Source : P.H. Fofana

Le monde culturel célèbre cette année le centenaire de la naissance d’Alioune Diop, premier éditeur Africain en France et fondateur de la revue “Présence Africaine” qui porte le même nom.

La communauté internationale composée d’artistes, d’écrivains, d’intellectuels, d’anciens compagnons de lutte, sa ville natale, son pays lui ont rendu un vibrant hommage. De nombreuses manifestations ont eu lieu. Au mois de janvier 2010 une plaque commémorative a été apposée sur la façade de sa maison natale à St Louis, un concours de poésie et de langues a été organisé au sein des écoles du Sénégal et finalement un colloque a réuni des universitaires venus de tous les horizons d’Afrique, et de la Diaspora.

Le colloque avait pour thème: “Alioune Diop, l’Homme et son œuvre face aux défis contemporains”

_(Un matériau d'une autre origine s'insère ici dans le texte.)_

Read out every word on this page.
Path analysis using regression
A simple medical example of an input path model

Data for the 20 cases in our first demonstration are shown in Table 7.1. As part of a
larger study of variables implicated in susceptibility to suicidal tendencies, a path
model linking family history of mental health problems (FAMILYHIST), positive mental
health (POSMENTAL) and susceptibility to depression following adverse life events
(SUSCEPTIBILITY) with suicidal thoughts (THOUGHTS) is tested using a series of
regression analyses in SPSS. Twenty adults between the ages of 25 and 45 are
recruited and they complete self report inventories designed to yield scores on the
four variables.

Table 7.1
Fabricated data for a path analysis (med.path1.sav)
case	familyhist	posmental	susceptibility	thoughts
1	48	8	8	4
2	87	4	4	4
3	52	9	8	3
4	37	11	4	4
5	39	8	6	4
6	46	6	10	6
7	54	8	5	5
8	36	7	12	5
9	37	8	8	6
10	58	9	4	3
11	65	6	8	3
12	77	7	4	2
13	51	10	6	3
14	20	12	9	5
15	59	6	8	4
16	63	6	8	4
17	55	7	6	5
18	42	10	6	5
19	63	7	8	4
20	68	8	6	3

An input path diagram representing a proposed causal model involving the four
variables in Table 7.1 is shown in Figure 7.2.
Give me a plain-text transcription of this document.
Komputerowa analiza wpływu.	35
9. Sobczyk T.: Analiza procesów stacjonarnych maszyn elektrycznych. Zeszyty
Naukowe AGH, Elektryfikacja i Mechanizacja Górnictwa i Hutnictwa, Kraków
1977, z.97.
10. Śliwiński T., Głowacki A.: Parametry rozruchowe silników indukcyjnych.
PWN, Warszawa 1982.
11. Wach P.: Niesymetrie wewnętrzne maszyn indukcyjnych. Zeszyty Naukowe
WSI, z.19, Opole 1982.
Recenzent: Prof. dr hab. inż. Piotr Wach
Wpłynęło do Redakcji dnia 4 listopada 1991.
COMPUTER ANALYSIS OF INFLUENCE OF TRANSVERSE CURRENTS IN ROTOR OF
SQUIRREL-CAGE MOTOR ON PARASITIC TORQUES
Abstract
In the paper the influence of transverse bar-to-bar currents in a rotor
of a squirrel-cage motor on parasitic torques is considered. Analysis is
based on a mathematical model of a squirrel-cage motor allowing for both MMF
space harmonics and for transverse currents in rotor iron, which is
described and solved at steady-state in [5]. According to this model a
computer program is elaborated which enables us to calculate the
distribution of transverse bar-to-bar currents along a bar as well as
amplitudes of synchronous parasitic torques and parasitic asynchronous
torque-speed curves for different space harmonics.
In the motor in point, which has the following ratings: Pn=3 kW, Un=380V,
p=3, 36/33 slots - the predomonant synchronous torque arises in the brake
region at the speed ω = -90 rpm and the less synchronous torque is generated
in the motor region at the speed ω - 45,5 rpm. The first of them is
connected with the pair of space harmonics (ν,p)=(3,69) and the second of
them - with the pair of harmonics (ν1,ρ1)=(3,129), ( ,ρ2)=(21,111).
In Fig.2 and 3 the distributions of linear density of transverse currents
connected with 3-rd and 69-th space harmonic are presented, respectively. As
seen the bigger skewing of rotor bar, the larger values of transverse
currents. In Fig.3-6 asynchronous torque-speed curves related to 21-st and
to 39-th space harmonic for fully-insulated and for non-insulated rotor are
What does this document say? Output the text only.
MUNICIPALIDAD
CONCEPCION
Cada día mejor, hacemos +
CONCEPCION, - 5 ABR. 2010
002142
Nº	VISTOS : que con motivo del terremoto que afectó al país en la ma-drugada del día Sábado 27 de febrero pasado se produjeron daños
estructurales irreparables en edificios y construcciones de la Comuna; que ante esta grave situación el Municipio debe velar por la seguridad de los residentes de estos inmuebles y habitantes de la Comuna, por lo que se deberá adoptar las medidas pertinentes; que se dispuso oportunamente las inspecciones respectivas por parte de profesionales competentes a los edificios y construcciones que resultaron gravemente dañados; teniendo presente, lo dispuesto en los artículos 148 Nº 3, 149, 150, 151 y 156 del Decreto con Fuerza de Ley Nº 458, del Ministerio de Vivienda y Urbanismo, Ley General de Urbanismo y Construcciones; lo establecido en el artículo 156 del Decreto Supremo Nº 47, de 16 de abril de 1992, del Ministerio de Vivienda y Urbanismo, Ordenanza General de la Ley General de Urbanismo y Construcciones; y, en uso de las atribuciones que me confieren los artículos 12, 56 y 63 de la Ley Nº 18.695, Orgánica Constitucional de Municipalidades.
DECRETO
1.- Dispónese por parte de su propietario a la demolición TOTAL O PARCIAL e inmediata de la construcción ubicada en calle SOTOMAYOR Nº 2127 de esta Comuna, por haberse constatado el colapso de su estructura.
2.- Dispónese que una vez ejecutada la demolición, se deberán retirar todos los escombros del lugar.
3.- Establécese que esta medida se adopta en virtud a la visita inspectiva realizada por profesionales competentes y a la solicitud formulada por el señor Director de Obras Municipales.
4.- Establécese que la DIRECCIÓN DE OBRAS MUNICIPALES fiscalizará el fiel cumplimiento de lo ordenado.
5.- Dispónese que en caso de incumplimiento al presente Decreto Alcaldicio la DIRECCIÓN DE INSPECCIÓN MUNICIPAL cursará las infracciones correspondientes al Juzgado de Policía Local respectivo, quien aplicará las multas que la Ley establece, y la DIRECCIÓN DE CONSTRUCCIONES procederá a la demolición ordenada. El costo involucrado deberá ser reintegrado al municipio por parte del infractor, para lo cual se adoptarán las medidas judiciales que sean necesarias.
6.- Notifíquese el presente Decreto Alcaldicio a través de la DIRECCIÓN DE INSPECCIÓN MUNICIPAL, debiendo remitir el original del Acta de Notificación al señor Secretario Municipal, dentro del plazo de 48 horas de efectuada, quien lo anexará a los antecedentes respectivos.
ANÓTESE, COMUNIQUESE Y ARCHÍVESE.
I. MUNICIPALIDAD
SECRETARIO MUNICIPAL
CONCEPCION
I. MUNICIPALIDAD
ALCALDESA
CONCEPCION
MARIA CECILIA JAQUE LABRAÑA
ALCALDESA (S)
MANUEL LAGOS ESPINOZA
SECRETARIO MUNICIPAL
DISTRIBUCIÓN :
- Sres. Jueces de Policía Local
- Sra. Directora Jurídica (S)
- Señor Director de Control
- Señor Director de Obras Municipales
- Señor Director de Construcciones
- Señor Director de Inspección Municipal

Parmi les invités de marque, on notait notamment la présence de Wole Soyinka, Prix Nobel de littérature, la plupart des écrivains sénégalais dont l’écrivain, Cheikh Hamidou Kane, auteur de “L’ Aventure ambiguë“ du poète Amadou Lamine Sall, égire de Senghor et celle de l’ancien directeur Général de l’UNESCO Amadou Mahtar Mbow.

Durant 3 jours, les éminents universitaires ont revisité l’œuvre d’Alioune Diop et rappelé le rôle qu’il a joué dans l’émancipation des peuples noirs. Les témoignages que nous détenons de ses contemporains constituent un héritage précieux pour cerner la personnalité captivante de cet homme de culture, généreux et discret qui a marqué cette fin du 20 ème siècle.

Wole Soyinka, Prix Nobel de Littérature et président de la Communauté Africaine de Culture a souligné “le rôle de visionnaire et de missionnaire qu’Alioune Diop a tenu pour la défense de la race noire“. Dans son allocution il a magnifié l’œuvre de l’éditeur sénégalais et a invité la jeunesse à s’ en inspirer.

“Nous avons eu le privilège d’être des compagnons d’Alioune Diop. Il nous a enseignés que l’esprit de guerre contre le barbarisme n’a pas de limite. Ce message est toujours d’actualité. Il appartient aux jeunes de s’en approprier car la culture reste un vaste champ de bataille…Alioune Diop a montré la voie qui mène vers la libération de la pensée négro-africaine“ Wole Soyinka, Prix Nobel de Littérature 1988.

Biographie

Alioune Diop est né le 10 janvier 1910 à St Louis-du-Sénégal, ancienne capitale de l’Afrique Occidentale Française (AOF). Le jeune Alioune fréquente l’école coranique comme tous les enfants de famille musulmane. Cependant ses tantes maternelles catholiques l’initient au dogme chrétien. Alioune Diop se convertit plus tard au christianisme dans la nuit de Noël 1944 à Saint-Flour dans le Cantal. Il reçoit son baptême catholique sous le nom de l’apôtre Jean. Alioune Diop fréquente d’abord l’école publique de Dagana où il accomplit le cycle d’études primaires et ensuite le lycée Faidherbe de Saint Louis-du-Sénégal. En 1931, il réussit son baccalauréat d’études classiques avec latin et grec. Il est appelé la même année sous les drapeaux et fait son service militaire à Thiès (Sénégal).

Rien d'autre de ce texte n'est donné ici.